Und genau das war das Problem.
Nach dem Flug checkten Tante und Nichte im New York Hilton ein (nein, ich weiß nicht, ob am Times Square oder an der Avenue of the Americas). Noblesse oblige. Tante fühlte sich schon etwas unwohl, denn ihre mangelnden Englisch-Kenntnisse machten die Anmelde-Prozedur etwas unübersichtlich. Zum Glück gab es die liebe Nichte. Wohlan, dann auf in den Fahrstuhl. Aufatmen. Endlich ankommen. So schlimm war Amerika ja gar nicht. Von wegen, brennende Mülltonnen und so.
Doch kurz bevor sich die Fahrstuhltüren schlossen, sprangen noch zwei Männer in den Fahrstuhl.
SCHWARZE Männer.
Gut gekleidet, aber:
Männer mit SONNENBRILLEN.
Die Tante erstarrte. Da waren sie also. Gangster. Verbrecher. Drogensüchtige. Kein Zweifel: Die beiden waren darauf spezialisiert, wohlhabende Mittelschicht-Touristen in Hotel-Fahrstühlen auszurauben. Dafür auch die KOFFER.

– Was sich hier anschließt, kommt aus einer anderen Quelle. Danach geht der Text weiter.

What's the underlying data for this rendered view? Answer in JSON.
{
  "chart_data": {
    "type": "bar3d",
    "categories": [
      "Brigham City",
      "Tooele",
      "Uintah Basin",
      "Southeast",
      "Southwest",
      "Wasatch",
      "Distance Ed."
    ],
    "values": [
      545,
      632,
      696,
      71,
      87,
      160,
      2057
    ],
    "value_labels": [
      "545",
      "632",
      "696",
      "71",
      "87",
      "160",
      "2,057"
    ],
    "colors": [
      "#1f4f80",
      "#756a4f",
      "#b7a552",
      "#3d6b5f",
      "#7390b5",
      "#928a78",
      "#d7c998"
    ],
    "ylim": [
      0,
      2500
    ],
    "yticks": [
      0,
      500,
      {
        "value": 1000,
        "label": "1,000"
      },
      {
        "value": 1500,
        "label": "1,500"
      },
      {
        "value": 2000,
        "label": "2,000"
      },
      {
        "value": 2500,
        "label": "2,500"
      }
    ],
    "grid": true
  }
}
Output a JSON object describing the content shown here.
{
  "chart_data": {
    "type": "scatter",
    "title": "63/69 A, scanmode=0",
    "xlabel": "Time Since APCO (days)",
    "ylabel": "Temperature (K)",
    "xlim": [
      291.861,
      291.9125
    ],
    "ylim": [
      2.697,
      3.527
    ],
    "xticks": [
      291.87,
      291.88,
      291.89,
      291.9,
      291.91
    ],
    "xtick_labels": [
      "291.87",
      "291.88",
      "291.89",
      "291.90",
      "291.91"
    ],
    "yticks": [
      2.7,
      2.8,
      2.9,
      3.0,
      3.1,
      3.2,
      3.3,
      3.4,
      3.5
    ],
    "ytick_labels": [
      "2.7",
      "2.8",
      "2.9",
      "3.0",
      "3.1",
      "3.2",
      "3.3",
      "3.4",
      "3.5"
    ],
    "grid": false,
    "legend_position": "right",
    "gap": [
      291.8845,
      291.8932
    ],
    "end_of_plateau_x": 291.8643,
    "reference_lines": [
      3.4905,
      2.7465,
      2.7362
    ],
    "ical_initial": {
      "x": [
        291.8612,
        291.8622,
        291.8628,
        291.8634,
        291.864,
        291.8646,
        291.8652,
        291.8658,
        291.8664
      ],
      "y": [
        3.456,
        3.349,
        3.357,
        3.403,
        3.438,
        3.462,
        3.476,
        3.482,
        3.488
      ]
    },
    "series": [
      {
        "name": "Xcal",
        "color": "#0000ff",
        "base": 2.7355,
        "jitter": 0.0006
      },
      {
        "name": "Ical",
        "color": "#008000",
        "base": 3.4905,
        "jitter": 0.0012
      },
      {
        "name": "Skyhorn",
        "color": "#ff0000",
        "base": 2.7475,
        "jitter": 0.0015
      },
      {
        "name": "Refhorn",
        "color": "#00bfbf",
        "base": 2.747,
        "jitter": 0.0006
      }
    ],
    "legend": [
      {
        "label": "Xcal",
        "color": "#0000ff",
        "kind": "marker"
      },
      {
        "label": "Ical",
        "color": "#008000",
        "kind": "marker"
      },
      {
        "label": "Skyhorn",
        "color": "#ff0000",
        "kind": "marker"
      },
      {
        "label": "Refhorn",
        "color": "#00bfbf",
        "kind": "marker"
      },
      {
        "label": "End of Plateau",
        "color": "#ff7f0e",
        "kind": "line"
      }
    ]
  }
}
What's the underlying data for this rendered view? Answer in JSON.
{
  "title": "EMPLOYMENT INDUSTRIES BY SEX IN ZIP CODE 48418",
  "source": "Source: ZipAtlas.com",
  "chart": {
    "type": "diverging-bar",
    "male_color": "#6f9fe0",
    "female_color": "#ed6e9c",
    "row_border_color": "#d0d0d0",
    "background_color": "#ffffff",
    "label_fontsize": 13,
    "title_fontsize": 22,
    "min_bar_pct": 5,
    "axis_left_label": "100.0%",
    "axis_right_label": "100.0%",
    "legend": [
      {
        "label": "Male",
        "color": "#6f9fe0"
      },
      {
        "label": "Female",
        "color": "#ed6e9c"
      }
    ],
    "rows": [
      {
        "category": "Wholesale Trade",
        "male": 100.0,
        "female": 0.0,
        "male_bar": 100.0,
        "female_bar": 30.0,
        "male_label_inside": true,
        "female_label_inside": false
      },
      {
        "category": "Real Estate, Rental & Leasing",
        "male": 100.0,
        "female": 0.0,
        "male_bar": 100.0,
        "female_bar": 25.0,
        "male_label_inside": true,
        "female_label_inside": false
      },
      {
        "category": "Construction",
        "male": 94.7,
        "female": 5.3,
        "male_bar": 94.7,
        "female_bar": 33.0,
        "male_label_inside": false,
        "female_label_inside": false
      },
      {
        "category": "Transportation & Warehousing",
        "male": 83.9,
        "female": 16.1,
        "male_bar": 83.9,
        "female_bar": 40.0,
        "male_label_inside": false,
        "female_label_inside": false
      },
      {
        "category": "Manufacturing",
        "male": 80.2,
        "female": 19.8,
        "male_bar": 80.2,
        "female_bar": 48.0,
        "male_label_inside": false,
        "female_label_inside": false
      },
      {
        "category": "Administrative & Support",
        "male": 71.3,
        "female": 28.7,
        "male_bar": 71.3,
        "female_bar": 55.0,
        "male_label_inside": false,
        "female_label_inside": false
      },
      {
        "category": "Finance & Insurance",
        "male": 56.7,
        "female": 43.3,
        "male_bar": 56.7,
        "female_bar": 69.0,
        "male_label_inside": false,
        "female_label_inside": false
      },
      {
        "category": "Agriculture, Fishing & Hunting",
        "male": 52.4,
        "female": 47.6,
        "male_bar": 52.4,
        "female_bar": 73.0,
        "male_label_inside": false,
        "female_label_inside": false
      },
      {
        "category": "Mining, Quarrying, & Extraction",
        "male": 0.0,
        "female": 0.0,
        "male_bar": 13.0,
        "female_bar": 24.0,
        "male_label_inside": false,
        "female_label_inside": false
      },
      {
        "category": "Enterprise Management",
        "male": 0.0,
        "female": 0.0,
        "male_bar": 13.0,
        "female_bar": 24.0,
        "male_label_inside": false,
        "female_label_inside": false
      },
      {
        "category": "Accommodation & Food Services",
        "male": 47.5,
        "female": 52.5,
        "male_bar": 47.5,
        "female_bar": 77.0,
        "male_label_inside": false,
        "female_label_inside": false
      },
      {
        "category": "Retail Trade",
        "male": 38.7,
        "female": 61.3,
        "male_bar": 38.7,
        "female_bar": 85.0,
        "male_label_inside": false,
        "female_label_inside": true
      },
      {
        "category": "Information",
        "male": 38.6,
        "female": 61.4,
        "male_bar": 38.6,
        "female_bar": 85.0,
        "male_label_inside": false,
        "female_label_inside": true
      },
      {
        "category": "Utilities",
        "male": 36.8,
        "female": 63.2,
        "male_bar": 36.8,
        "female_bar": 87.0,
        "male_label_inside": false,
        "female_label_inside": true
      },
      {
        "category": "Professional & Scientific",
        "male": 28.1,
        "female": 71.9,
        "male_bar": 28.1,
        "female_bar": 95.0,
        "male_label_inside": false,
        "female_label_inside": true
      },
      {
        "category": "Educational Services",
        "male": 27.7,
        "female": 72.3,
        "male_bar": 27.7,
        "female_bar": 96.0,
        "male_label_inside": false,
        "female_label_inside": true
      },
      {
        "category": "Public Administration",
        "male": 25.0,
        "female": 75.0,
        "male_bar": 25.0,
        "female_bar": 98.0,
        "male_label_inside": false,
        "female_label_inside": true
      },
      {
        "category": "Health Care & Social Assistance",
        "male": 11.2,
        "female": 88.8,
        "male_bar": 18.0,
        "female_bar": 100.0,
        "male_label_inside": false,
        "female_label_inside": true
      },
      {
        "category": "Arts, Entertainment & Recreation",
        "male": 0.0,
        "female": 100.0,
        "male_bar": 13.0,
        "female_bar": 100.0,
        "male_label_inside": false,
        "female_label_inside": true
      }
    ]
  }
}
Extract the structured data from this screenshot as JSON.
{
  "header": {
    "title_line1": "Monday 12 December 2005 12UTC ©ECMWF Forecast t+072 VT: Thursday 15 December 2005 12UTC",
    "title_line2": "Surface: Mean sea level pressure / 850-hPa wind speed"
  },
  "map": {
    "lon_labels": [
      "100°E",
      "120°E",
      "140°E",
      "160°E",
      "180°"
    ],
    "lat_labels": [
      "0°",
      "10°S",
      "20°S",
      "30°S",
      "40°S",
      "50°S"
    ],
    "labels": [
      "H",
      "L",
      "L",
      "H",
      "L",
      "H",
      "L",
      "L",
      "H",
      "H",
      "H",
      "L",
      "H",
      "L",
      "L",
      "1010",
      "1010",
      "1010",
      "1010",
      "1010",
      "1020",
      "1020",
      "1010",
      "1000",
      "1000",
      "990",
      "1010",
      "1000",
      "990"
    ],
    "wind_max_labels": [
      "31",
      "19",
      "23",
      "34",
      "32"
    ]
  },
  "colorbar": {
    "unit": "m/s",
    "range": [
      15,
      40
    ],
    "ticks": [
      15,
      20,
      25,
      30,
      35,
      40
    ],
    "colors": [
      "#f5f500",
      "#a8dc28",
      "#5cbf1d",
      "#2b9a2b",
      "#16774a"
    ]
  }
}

Die Fahrt begann. Stockwerk für Stockwerk stiegen Aufregung und Blutdruck der Tante. Als die SCHWARZEN MÄNNER dann plötzlich anfingen, miteinander zu tuscheln, war der Tante klar: Das ist das Signal für den Überfall! Mit einem Griff zückte sie ihr Portemonnaie, warf sich auf den Boden und skandierte: „Hier, nehmt unser Geld, aber lasst uns das Leben!!!“
Stille.
Die beiden Männer verstanden kein Wort. Als die Tante vom Boden aus hilflos mit ihrem Portemonnaie wedelte, verstanden sie doch – und brachen in schallendes Gelächter aus.
Wenig später stiegen die Männer auf ihrem Stockwerk aus, immer noch kichernd und lachend. Einer der beiden sagte etwas auf Englisch.
Die Nichte verfolgte das Ganze mit hochrotem Kopf. Ihr war der Vorfall einfach nur peinlich.
Und so vergingen die nächsten Tage ohne größere Vorfälle bzw. Peinlichkeiten. Bald war es Zeit, weiterzureisen – und die Hotelrechung zu zahlen.
An der Rezeption wartete allerdings eine Nachricht auf die Tante, geschrieben auf dem Hotelpapier-Briefpapier – sinngemäß übersetzt:
„Herzlichen Dank für den lustigsten Moment in meinem Leben –
Ihr Eddie Murphy.“
Die Hotelrechung war bereits bezahlt.